To evaluate systematically the effectiveness of this mode of therapy, Beck and his associates initiated controlled clinical trials comparing cognitive behavioral therapy with placebo and with antidepressant medication. They found that cognitive behavioral therapy is as effective as antidepressant medication in treating people with mild and moderate depression; in some studies, it appeared superior at preventing relapses. In later controlled clinical trials, cognitive behavioral therapy was successfully extended to anxiety disorders, especially panic attacks, post-traumatic stress disorders, social phobias, eating disorders, and obsessive-compulsive disorders.
What was next needed is a biological approach to psychotherapy. Until quite recently, there have been few biologically compelling ways to test psychodynamic ideas or to evaluate the efficacy of one therapeutic approach over another. A combination of effective short-term psychotherapy and brain imaging may now give us just that—a way of revealing both mental dynamics and the workings of the living brain. In fact, if psychotherapeutic changes are maintained over time, it is reasonable to conclude that different forms of psychotherapy lead to different structural changes in the brain, just as other forms of learning do.
The idea of using brain imaging to evaluate the outcome of different forms of psychotherapy is not an impossible dream, as studies of depression and obsessive-compulsive disorder have shown. Helen Mayberg had earlier found that Area 25 in the cerebral cortex is overactive in depressed patients. She then went on to find that this overactivity is reversed by cognitive behavioral therapy if, and only if, the therapy is successful. Obsessive-compulsive disorder has long been thought to reflect a disturbance of the basal ganglia, a group of structures that lies deep in the brain and plays a key role in modulating behavior. One of the structures of the basal ganglia, the caudate nucleus, is the primary recipient of information coming from the cerebral cortex and other regions of the brain. Brain imaging has found that obsessive-compulsive disorder is associated with increased metabolism in the caudate nucleus. Lewis R. Baxter, Jr. and his colleagues at the University of California, Los Angeles have found that obsessive-compulsive disorder can be reversed by cognitive behavioral psychotherapy. It can also be reversed pharmacologically by inhibiting the reuptake of serotonin. Both the drugs and psychotherapy reverse the increased metabolism of the caudate nucleus.

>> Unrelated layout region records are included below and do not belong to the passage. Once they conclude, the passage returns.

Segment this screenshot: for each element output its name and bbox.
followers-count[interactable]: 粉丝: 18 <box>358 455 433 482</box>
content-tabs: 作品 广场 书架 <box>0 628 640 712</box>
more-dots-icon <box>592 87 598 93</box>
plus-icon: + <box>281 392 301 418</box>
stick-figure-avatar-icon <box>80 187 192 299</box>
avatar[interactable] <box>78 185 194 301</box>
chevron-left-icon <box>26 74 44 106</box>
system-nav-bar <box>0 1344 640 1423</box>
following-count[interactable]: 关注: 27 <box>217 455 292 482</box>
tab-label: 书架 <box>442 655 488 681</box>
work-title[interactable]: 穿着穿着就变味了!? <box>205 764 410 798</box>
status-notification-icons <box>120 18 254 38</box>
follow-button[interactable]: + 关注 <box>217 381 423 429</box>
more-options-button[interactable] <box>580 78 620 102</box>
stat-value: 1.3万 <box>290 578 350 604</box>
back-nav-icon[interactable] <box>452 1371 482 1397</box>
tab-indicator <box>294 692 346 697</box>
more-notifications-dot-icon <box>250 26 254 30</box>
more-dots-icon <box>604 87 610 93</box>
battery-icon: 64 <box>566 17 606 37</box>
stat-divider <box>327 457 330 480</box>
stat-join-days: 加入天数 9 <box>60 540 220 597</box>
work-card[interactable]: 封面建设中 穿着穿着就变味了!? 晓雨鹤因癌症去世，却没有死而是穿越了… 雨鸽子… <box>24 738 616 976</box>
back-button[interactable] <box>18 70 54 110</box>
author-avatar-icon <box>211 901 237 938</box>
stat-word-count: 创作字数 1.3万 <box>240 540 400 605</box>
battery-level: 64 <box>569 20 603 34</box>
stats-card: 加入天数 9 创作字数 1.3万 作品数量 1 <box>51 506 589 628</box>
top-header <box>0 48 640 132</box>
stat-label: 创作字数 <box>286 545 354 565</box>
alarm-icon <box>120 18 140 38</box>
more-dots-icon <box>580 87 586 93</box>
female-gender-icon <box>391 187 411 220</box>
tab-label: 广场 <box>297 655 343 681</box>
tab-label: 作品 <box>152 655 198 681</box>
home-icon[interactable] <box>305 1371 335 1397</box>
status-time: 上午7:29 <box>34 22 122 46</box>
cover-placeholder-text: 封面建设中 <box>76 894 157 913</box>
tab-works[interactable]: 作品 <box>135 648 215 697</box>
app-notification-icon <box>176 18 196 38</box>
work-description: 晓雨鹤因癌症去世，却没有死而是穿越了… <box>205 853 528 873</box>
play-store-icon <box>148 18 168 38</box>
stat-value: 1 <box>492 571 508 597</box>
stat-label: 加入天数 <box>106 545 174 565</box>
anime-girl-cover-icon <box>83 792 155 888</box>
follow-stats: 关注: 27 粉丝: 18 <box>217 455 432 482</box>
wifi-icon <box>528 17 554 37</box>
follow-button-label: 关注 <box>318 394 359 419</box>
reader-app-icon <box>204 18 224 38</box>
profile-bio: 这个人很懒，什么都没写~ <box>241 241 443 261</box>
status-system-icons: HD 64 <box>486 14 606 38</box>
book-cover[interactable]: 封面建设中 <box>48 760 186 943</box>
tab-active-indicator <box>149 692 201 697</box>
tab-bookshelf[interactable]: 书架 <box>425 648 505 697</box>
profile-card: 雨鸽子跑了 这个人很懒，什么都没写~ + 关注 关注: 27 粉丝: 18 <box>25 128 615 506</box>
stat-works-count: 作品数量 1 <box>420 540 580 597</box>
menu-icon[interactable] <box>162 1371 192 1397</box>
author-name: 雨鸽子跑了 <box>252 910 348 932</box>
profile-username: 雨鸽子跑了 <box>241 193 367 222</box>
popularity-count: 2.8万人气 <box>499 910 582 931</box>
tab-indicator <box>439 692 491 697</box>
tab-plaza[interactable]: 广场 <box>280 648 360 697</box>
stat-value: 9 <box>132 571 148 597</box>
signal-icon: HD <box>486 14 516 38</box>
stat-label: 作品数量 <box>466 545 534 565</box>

Short-term psychotherapy now comes in different forms and brain imaging may provide a scientific means of distinguishing among them. If so, it may reveal that all effective psychotherapies work through the same anatomical and molecular mechanisms. Alternatively and more likely, imaging may show that psychotherapies achieve their goals through distinctly different mechanisms in the brain. Psychotherapies are also likely to have adverse side effects, as drugs do. Empirical testing of psychotherapies could help us maximize the safety and effectiveness of these important treatments, much as it does for drugs. It could also help predict the outcome of particular types of psychotherapy and would direct patients to the ones most appropriate for them.